No, no, there's no difference in glucose management. The, you know, I think consistent with experience with other agents, the strongest predictor of somebody potentially having any excursion here is what their risk is for glucose metabolism dysregulation at baseline. I think generally what you're seeing rather than dose dependence is, what is the baseline metabolic status, BMI, HbA1c, and other variables.
Thank you for the clarification. Appreciate it.
Thank you. Our last question comes from Silvan Türkcan with JMP Securities. Your line is open.
Well, thank you for taking my question. Congrats on the presentation. I have a question. If you could maybe quantify or comment on the dynamics of tumor burden reduction in these patients per dose. Do you see any faster reductions with, you know, the higher doses, the 600 mg, 800 mg BID versus, you know, some of the lower doses? That'd be helpful. Thank you.

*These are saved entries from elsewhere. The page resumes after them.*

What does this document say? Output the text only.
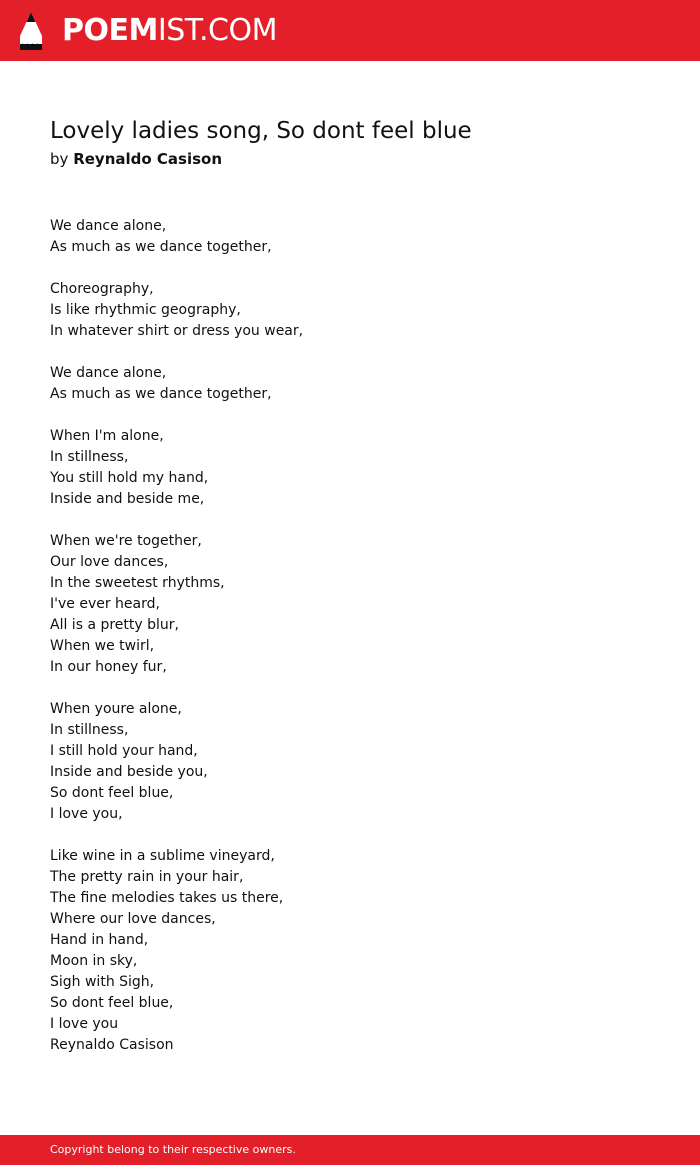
POEMIST.COM
Lovely ladies song, So dont feel blue
by Reynaldo Casison
We dance alone,
As much as we dance together,
Choreography,
Is like rhythmic geography,
In whatever shirt or dress you wear,
We dance alone,
As much as we dance together,
When I'm alone,
In stillness,
You still hold my hand,
Inside and beside me,
When we're together,
Our love dances,
In the sweetest rhythms,
I've ever heard,
All is a pretty blur,
When we twirl,
In our honey fur,
When youre alone,
In stillness,
I still hold your hand,
Inside and beside you,
So dont feel blue,
I love you,
Like wine in a sublime vineyard,
The pretty rain in your hair,
The fine melodies takes us there,
Where our love dances,
Hand in hand,
Moon in sky,
Sigh with Sigh,
So dont feel blue,
I love you
Reynaldo Casison
Copyright belong to their respective owners.
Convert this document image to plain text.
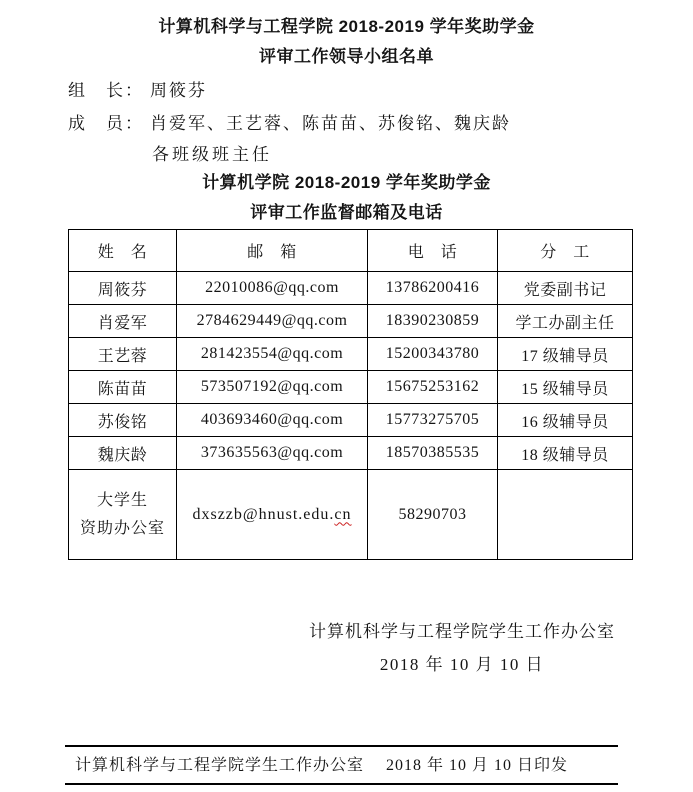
计算机科学与工程学院 2018-2019 学年奖助学金
评审工作领导小组名单
组　长： 周筱芬
成　员： 肖爱军、王艺蓉、陈苗苗、苏俊铭、魏庆龄
各班级班主任
计算机学院 2018-2019 学年奖助学金
评审工作监督邮箱及电话
姓　名	邮　箱	电　话	分　工
周筱芬	22010086@qq.com	13786200416	党委副书记
肖爱军	2784629449@qq.com	18390230859	学工办副主任
王艺蓉	281423554@qq.com	15200343780	17 级辅导员
陈苗苗	573507192@qq.com	15675253162	15 级辅导员
苏俊铭	403693460@qq.com	15773275705	16 级辅导员
魏庆龄	373635563@qq.com	18570385535	18 级辅导员

大学生
资助办公室	dxszzb@hnust.edu.cn	58290703	
计算机科学与工程学院学生工作办公室
2018 年 10 月 10 日
计算机科学与工程学院学生工作办公室　 2018 年 10 月 10 日印发
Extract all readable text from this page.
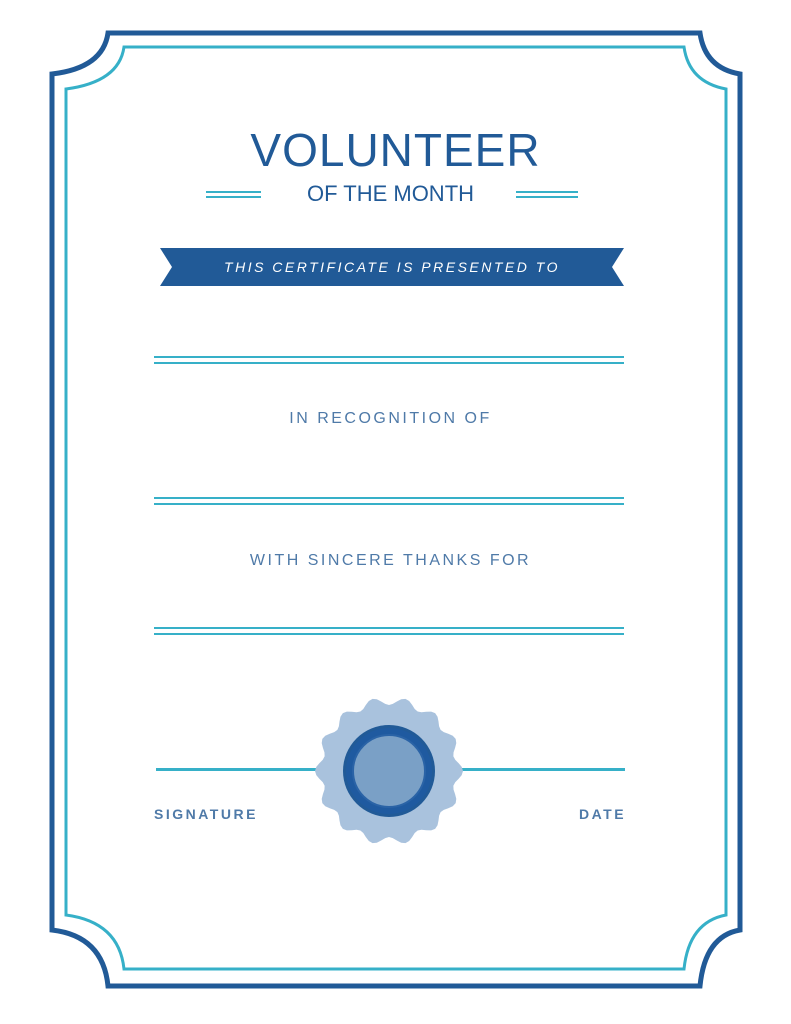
VOLUNTEER
OF THE MONTH
THIS CERTIFICATE IS PRESENTED TO
IN RECOGNITION OF
WITH SINCERE THANKS FOR
SIGNATURE	DATE
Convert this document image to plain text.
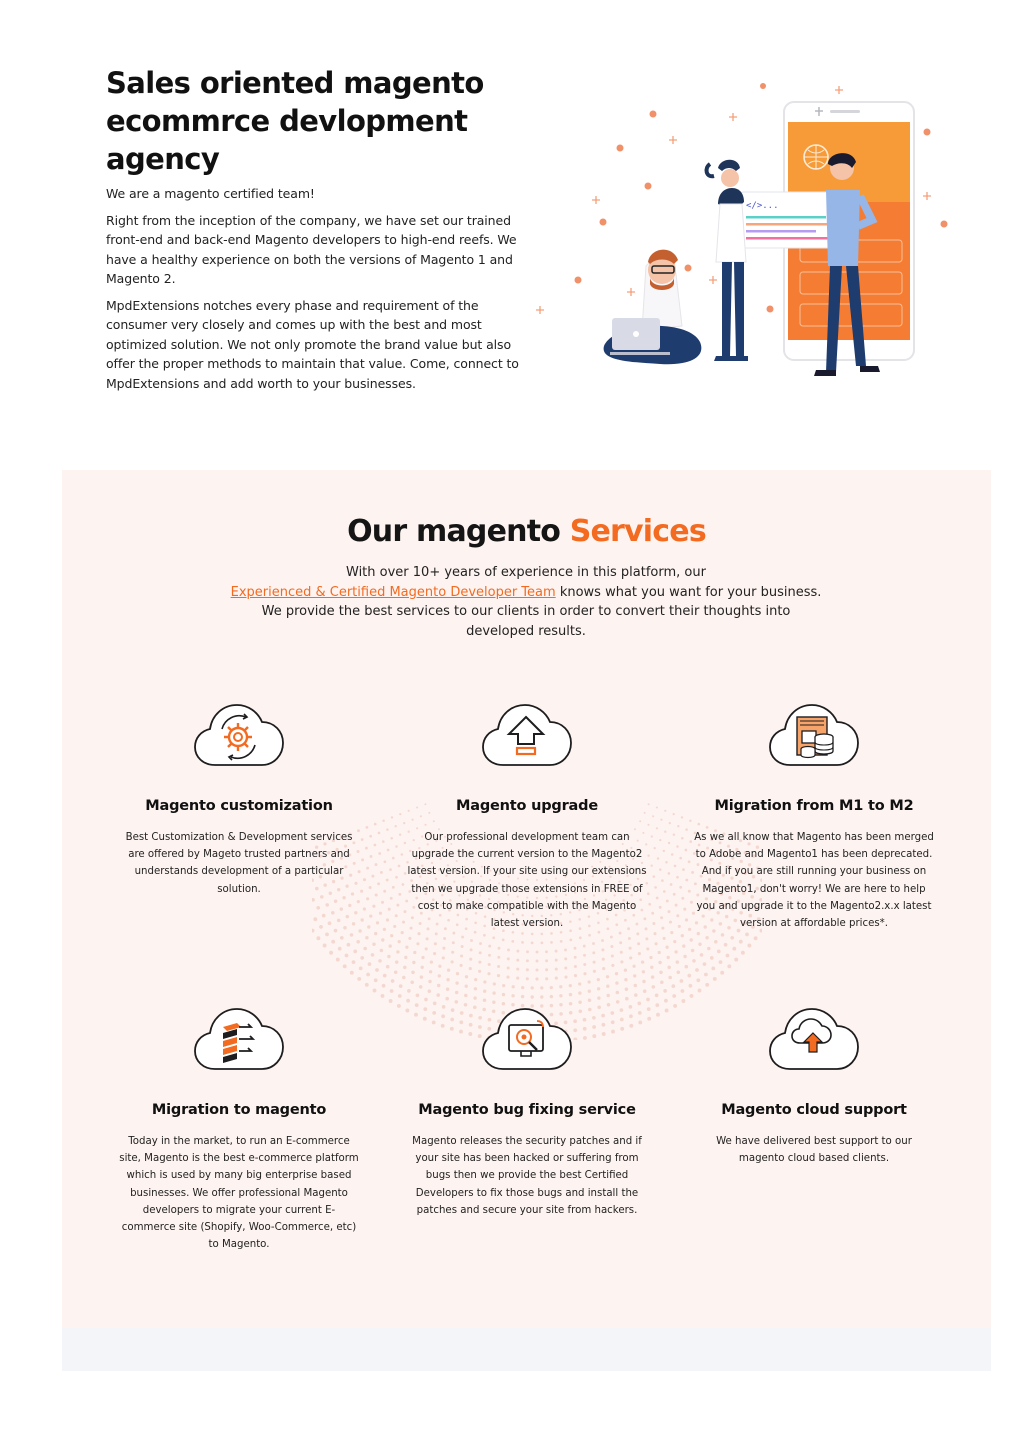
Sales oriented magento ecommrce devlopment agency

We are a magento certified team!

Right from the inception of the company, we have set our trained front-end and back-end Magento developers to high-end reefs. We have a healthy experience on both the versions of Magento 1 and Magento 2.

MpdExtensions notches every phase and requirement of the consumer very closely and comes up with the best and most optimized solution. We not only promote the brand value but also offer the proper methods to maintain that value. Come, connect to MpdExtensions and add worth to your businesses.

</>...
Our magento Services
With over 10+ years of experience in this platform, our
Experienced & Certified Magento Developer Team knows what you want for your business. We provide the best services to our clients in order to convert their thoughts into developed results.
Magento customization

Best Customization & Development services are offered by Mageto trusted partners and understands development of a particular solution.

Magento upgrade

Our professional development team can upgrade the current version to the Magento2 latest version. If your site using our extensions then we upgrade those extensions in FREE of cost to make compatible with the Magento latest version.

Migration from M1 to M2

As we all know that Magento has been merged to Adobe and Magento1 has been deprecated. And if you are still running your business on Magento1, don't worry! We are here to help you and upgrade it to the Magento2.x.x latest version at affordable prices*.

Migration to magento

Today in the market, to run an E-commerce site, Magento is the best e-commerce platform which is used by many big enterprise based businesses. We offer professional Magento developers to migrate your current E-commerce site (Shopify, Woo-Commerce, etc) to Magento.

Magento bug fixing service

Magento releases the security patches and if your site has been hacked or suffering from bugs then we provide the best Certified Developers to fix those bugs and install the patches and secure your site from hackers.

Magento cloud support

We have delivered best support to our magento cloud based clients.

Yeah, I think it's, Silvan, it's still largely too early to make any conclusions. Although I will point out just looking at, you know, the experience in some of the double mutant patients, of course, our response within the double mutant patient at 400 mg BID was the only double mutant patient we treated at an active dose, and we did see a first scan response there, but the experience is still quite early. Just to point back to the prior alpelisib experience that, you know, responses with that agent in a comparable patient population are slower with this mechanism. You know, time to response median was about four months. There were some patients that didn't respond until almost two years into therapy.
It is a later event.
Thank you.
Thank you. Ladies and gentlemen, this does conclude the program. You may now disconnect. Everyone, enjoy the rest of your day.